QUOTES FROM SAINT ATHANASIUS

"Jesus that I know as my Redeemer cannot be less than God"-at the Council of Nicaea (325 A.D.)

"Both from the confession of the evil spirits and from the daily witness of His works it is manifest, then, and let none presume to doubt it, that the Savior has raised His own body, and that He is the very Son of God, having His being from God as from a Father, Whose Word and Wisdom and Whose Power He is. He it is Who in these latter days assumed a body for the salvation of us all, and taught the world concerning the Father. He it is Who has destroyed death and freely graced us all with incorruption through the promise of the resurrection, having raised His own body as its first-fruits, and displayed it by the sign of the Cross as the monument to His victory over death and its corruption".--The Incarnation of the Word, Chapter 5, The Resurrection (5:32).

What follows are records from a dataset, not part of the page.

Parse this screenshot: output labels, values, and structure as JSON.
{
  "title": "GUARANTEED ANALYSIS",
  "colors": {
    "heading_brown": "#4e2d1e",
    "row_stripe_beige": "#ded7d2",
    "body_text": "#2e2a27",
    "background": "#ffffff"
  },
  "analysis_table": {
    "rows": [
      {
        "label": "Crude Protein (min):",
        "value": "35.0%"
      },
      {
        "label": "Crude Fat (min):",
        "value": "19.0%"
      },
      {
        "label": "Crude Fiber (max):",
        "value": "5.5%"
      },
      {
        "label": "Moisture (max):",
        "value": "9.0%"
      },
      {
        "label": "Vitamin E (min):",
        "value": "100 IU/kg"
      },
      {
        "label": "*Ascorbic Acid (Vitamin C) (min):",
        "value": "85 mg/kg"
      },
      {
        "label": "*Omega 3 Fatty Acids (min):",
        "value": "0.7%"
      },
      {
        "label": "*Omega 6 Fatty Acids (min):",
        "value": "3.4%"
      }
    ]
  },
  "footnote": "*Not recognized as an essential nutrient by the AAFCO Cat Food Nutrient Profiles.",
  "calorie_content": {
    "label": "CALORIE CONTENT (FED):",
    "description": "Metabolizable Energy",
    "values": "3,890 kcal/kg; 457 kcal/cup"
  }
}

"But for the searching and right understanding of the Scriptures there is need of a good life and a pure soul, and for Christian virtue to guide the mind to grasp, so far as human nature can, the truth concerning God the Word. One cannot possibly understand the teaching of the Saints unless one has a pure mind and is trying to imitate their life. Anyone who wants to look at sunlight naturally wipes his eye clear first, in order to make, at any rate, some approximation to the purity of that on which he looks; and a person wishing to see a city or country goes to the place in order to do so. Similarly, anyone who wishes to understand the mind of the sacred writers must first cleanse his own life, and approach the Saints by copying their deeds. Thus united to them in the fellowship of life, he will both understand the things revealed to them by God and, thenceforth escaping the peril that threatens sinners in the judgment, will receive that which is laid up for the Saints in the Kingdom of Heaven."-in his conclusion to The Incarnation of the Word, Chapter 9. (9:57).

"These are fountains of salvation that they who thirst may be satisfied with the living words they contain. In these alone is proclaimed the doctrine of godliness. Let no man add to these, neither let him take out from these. For concerning these, the Lord put to shame the Sadducees and said, 'Ye do err, not knowing the Scriptures' and He reproved the Jews, saying, 'Search the Scriptures, for these are they that testify of Me.'-describing the canon in his 39th Festal Letter.

"The Son of God became man so that we might become God." (Also phrased as Christ became like man so that we might become like him.)

NEW TESTAMENT CANON
See also: Biblical canon

Saint Athanasius is also the first person to identify the same 27 books of the New Testament that are in use today. Up until then, various similar lists of works to be read in churches were in use. A milestone in the evolution of the Canon of the New Testament books in his Easter letter from Alexandria, written 367AD. Because Saint Athanasius' canon is the closest canon of any of the Church Fathers to the canon used by Protestant churches today, many Protestants point to Saint Athanasius as the father of the canon.